Les découvertes élémentaires de Cisneros fournissent également la preuve que la passe océanique d'Amchitka, située près du centre des îles Aléoutiennes, où la « courbe en forme de cloche » mentionnée précédemment augmente les niveaux de mercure des bébés otaries de Steller, fonctionne comme une barrière sous la surface de l'océan qui semble être à l'origine de la composition chimique variable des otaries de Steller à l'est et à l'ouest de la passe.
"Nous ne pouvons pas voir visuellement certaines barrières ou divisions dans l'océan parce qu'elles sont si profondes et si complexes", a déclaré O'Hara. "Sur la base de nos études sur les poissons et les lions de mer de Steller, nous montrons que ce simple passage a divisé l'océan biologiquement, physiquement et chimiquement."
Le poisson dans les épiceries du monde entier provient des mêmes eaux que celles dans lesquelles les otaries de Steller se nourrissent, ce qui rend important pour les humains de prêter une attention particulière au mercure et aux autres éléments contenus dans le régime alimentaire des otaries de Steller. L'équipe considère l'otarie comme une sentinelle environnementale.

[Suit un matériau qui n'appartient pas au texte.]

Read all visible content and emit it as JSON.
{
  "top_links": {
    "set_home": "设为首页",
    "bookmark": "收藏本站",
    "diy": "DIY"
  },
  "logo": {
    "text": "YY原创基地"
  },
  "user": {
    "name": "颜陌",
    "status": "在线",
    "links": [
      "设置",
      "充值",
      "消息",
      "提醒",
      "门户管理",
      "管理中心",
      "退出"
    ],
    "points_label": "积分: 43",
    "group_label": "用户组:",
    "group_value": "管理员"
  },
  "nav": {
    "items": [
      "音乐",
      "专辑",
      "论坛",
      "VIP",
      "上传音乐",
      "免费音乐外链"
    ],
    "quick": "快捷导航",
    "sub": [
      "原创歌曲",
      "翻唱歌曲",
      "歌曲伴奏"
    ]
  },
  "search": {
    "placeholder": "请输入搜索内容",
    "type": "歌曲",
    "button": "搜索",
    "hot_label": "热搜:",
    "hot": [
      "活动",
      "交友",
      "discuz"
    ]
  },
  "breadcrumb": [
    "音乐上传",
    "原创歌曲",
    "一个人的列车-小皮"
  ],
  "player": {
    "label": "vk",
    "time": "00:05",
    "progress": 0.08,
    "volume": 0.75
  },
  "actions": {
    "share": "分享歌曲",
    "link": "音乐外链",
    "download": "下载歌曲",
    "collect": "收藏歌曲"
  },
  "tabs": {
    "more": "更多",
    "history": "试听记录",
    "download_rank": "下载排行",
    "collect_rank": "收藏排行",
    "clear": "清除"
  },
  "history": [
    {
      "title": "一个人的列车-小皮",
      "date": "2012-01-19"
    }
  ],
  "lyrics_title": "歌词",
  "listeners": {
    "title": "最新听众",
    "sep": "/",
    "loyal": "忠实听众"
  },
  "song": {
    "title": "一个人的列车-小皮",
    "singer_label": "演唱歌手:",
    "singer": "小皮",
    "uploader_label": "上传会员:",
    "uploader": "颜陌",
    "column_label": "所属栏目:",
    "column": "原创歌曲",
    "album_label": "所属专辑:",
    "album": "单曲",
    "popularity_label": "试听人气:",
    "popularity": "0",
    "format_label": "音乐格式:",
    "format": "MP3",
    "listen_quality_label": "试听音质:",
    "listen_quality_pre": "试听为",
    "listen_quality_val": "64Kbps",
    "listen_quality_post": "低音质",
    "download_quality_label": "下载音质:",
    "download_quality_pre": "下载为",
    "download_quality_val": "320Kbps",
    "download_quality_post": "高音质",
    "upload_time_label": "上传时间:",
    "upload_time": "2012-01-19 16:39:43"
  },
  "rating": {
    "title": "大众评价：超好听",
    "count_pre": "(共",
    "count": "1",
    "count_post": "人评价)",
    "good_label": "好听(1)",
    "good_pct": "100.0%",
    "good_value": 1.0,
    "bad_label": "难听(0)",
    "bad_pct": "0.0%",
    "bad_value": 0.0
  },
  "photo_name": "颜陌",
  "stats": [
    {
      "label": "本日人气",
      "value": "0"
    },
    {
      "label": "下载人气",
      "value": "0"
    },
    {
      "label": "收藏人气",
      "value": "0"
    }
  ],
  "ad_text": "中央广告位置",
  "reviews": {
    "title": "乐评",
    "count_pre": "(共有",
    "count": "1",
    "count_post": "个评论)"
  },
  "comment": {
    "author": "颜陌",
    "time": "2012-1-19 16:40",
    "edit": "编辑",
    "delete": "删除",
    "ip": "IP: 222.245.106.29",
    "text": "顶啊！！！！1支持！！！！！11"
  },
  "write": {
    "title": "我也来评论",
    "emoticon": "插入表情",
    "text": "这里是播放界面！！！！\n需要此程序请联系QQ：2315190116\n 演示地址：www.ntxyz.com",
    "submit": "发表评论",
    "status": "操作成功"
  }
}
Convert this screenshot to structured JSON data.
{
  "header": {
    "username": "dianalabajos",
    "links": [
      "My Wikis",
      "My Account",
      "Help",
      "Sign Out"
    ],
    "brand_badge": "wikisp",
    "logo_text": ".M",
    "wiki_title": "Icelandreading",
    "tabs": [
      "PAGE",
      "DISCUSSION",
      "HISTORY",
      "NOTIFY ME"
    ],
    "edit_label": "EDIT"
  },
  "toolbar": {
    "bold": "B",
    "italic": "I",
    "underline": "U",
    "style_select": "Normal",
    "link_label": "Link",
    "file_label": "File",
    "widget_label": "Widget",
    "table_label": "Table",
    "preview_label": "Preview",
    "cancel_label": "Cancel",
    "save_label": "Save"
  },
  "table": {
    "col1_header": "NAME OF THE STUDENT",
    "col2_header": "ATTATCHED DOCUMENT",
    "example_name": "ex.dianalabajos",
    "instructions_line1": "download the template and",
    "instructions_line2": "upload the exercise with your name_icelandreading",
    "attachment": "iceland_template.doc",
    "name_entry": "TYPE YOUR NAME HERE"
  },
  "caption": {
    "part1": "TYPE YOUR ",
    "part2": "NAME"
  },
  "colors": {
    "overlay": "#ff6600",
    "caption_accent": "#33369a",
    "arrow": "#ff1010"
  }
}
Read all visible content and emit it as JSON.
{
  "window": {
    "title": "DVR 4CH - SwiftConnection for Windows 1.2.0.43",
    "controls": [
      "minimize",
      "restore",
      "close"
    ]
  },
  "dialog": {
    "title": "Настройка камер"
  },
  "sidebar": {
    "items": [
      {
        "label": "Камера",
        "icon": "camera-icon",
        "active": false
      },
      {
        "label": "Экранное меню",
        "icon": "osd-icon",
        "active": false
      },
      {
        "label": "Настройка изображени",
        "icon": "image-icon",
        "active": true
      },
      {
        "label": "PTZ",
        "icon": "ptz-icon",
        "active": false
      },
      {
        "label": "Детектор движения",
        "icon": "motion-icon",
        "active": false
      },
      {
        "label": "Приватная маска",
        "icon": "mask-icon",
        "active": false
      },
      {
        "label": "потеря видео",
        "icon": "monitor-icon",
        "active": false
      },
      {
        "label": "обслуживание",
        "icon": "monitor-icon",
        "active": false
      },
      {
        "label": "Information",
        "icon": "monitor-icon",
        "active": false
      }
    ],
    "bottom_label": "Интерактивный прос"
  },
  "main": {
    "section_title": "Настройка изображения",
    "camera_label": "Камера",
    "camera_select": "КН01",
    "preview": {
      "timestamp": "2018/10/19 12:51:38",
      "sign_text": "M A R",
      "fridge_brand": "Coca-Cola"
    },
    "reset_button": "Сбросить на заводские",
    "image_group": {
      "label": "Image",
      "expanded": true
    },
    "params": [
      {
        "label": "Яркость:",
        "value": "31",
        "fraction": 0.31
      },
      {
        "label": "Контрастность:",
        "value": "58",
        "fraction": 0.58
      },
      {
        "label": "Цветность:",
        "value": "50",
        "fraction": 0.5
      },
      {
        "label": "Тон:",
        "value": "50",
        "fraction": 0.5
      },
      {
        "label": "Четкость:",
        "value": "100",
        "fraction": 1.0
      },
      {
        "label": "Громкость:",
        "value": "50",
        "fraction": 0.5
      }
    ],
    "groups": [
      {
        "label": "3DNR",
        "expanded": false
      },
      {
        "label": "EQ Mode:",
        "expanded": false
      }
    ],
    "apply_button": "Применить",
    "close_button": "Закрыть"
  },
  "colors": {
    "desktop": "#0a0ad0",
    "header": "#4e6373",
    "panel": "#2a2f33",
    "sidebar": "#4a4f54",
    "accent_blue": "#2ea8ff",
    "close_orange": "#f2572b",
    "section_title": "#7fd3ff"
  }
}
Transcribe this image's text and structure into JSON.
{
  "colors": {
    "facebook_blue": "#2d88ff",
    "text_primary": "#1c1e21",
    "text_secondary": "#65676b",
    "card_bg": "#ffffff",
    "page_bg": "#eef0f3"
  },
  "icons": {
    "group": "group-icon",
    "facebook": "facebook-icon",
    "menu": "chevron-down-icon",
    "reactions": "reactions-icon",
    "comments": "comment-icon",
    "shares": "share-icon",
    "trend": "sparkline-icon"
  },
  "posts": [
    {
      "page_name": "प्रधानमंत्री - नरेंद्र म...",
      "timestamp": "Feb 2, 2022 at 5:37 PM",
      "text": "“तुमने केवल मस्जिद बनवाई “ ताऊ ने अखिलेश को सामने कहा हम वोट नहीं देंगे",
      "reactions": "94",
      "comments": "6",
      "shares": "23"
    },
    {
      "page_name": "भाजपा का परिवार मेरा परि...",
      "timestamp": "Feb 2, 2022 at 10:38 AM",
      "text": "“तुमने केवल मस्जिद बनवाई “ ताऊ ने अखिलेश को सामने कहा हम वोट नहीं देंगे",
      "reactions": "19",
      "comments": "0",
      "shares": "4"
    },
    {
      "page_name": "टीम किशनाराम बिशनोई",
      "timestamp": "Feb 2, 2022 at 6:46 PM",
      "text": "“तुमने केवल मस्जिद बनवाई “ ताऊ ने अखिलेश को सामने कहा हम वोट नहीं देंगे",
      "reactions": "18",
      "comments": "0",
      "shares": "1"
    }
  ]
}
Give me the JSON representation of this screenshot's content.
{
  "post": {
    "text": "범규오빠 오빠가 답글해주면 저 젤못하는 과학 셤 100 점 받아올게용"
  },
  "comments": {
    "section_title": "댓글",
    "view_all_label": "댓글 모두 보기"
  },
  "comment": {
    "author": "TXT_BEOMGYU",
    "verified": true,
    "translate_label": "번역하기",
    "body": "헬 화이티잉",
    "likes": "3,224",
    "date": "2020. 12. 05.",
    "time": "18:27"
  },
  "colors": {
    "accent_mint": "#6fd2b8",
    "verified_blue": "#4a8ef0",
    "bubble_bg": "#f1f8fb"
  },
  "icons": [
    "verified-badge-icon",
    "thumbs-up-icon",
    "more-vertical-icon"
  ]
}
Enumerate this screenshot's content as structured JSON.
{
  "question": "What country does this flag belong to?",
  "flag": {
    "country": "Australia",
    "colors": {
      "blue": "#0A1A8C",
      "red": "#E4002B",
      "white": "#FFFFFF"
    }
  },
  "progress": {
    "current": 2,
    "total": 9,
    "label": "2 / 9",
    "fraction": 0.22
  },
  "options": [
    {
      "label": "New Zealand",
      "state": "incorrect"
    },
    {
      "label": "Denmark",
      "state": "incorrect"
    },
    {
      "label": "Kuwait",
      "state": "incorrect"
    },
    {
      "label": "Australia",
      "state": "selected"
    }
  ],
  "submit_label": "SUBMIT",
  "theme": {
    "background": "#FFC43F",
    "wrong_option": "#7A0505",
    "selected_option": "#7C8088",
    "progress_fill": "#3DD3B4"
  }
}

Heureusement, l’industrie de la pêche aide les équipes de recherche à étudier les niveaux de mercure en faisant don de poissons à la recherche universitaire et en soutenant financièrement l’analyse des oligo-éléments effectuée au VMBS. Jusqu'à présent, les pêcheries commerciales ont fait don d'environ 1 500 poissons de la région des îles Aléoutiennes.
"Tous ceux qui travaillent à trouver ces réponses, du chercheur à la NOAA en passant par le pêcheur qui donne du poisson, nous voulons tous une prise de décision fondée sur la science", a déclaré O'Hara.
Grâce au soutien de l'industrie de la pêche, les chercheurs ont pu tester les poissons donnés pour détecter des marqueurs alimentaires, du mercure et des oligo-éléments tels que le sélénium.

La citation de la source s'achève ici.